Just two weeks ago, then-Russian Prime Minister Sergei Stepashin stood before a room full of American business people at Washington's glitzy Willard Inter-Continental hotel and responded to a question about his government's willingness to enforce a ruling against a powerful Russian company.

Stepashin declared that he was in no way beholden to certain business groups -- code for the oligarchs close to Yeltsin. Then, with a laugh, he quickly added that he hoped those groups wouldn't take offense at his remark.

Maybe they did. President Yeltsin yesterday ousted Stepashin, barely leaving time for the prime minister to get over jet lag from a trip that was touted as his first opportunity to get acquainted with President Clinton, Vice President Gore, and other senior members of the Clinton administration. One journalist at a State Department briefing yesterday suggested that the joint troubleshooting body once known as the Gore-Chernomyrdin Commission should now, four prime ministers later, be called "the Gore-Fill-in-the-Blank Commission."

Most analysts said that the game of musical chairs at the top of the Russian government deepens the problem for U.S. foreign policy makers in dealing with a weak leadership. Having staked much on standing firmly behind Yeltsin, the United States confronts the reality that Yeltsin is more and more unpredictable and seems incapable of settling on, much less effectively promoting, a plausible candidate to succeed him as Russia's leader.

"There is not much you're going to be able to accomplish until Russia goes through a transfer of power," said Thomas Graham, a former U.S. diplomat who is now a senior associate at the Carnegie Endowment for International Peace. "This is not a Kremlin focused on foreign affairs, but rather on political issues and the survival of a small group."

Yet some fear the transfer of power as much as the current confusion of power. The leading candidates for next year's presidential election in Russia are "a communist, a spymaster and a corrupt mayor," Graham noted. "After eight years of promoting reform in Russia, look what we've come up with." Said Marshall Goldman, a professor at Wellesley College: "There doesn't seem to be a best-case scenario. None of the people look like they'll do the right things."

Officially, the Clinton administration was taking the ouster of Stepashin in stride.

"I don't think we should blow this out of proportion," said State Department spokesman James P. Rubin, who added that the United States would continue to press for arms control and economic reform. "Government heads do change, and yet governments work with each other on substance, on issues of concern. And as the famous dictum goes, `Countries act in their national interest, not on the basis of one person or another.' "

Other administration officials said they were not surprised at Stepashin's dismissal. "That's why we're focusing on objectives and goals and not on who's up and who's down in the Kremlin," said one White House aide.
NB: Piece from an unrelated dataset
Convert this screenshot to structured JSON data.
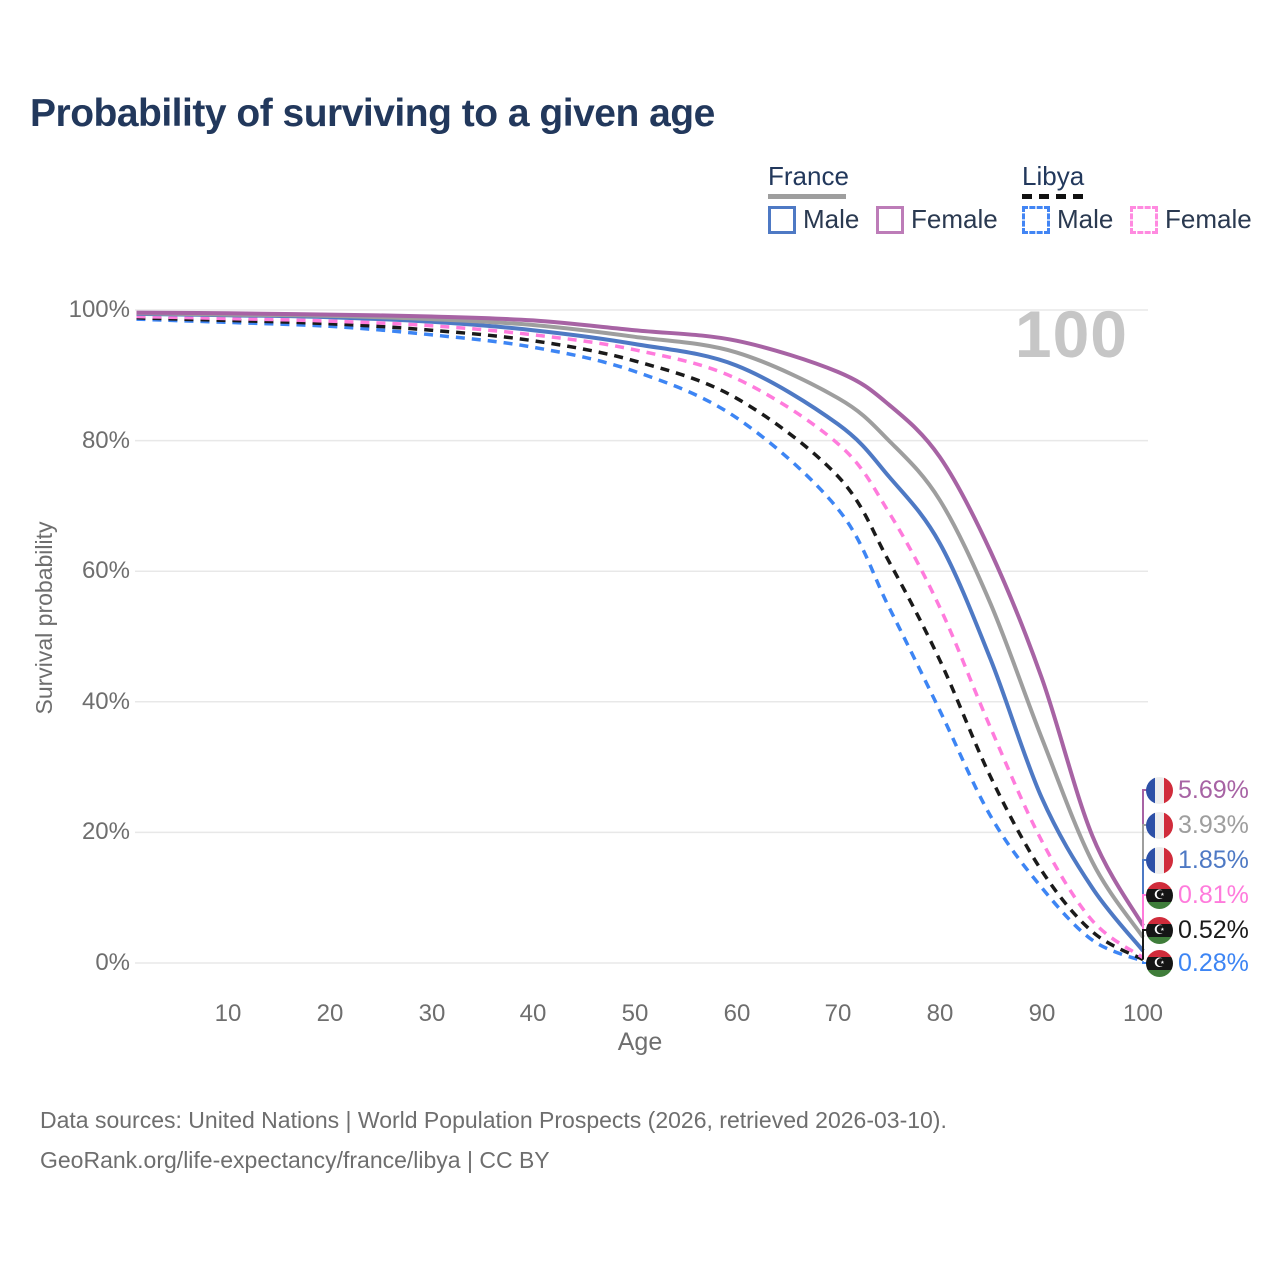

Administration officials said they expect to be able to work effectively with Stepashin's successor, Vladimir Putin. At the same time, they added that Putin, a former spy and internal security chief, was largely unknown, was not strongly identified with any camp in Russia and had little direct contact with American officials until recently.

Putin met with Deputy Secretary of State Strobe Talbott as part of the June effort to resolve the crisis over the arrival of Russian troops at the Pristina airport in Kosovo. He also spoke by phone with national security adviser Samuel R. "Sandy" Berger after the Clinton-Yeltsin summit in mid-June. During Stepashin's recent visit to Washington, it was announced that Putin and Berger would resolve a dispute over the number of Russian spies in the United States.

"He seems like a bright guy, reasonably aggressive," said a State Department official. "Whether he can build support for himself electorally or politically remains to be seen."

The appointment of Putin coincides with an escalating conflict between Russian troops and Islamic guerrillas in Dagestan, a province in southern Russia at the border with breakaway Chechnya. American officials worry that the fighting could presage a repeat of the bloody Chechen conflict.

"We are following the situation very closely," Rubin said. "Obviously, Dagestan is a very volatile region, and the situation there is very complex."

The echo of Chechnya and the latest Yeltsin maneuver prompted a renewal of criticism from Russia experts who say the Clinton administration has staked too much on Yeltsin personally and has failed to distance itself from his questionable policies, ranging from rigged auctions of state property to the bombing of Chechnya.

That failure will hurt the United States in the future, even if Yeltsin has been able to deliver on many key issues, said Goldman, the Wellesley professor. "The U.S. should have taken a tougher line from the beginning," going back at least to Yeltsin's decision in 1993 to shell the parliament building, he said. "We have no credibility."

A U.S. official responded that there is no alternative to standing by Yeltsin: "He's the elected president of the country. It's not for us to micromanage Russian politics."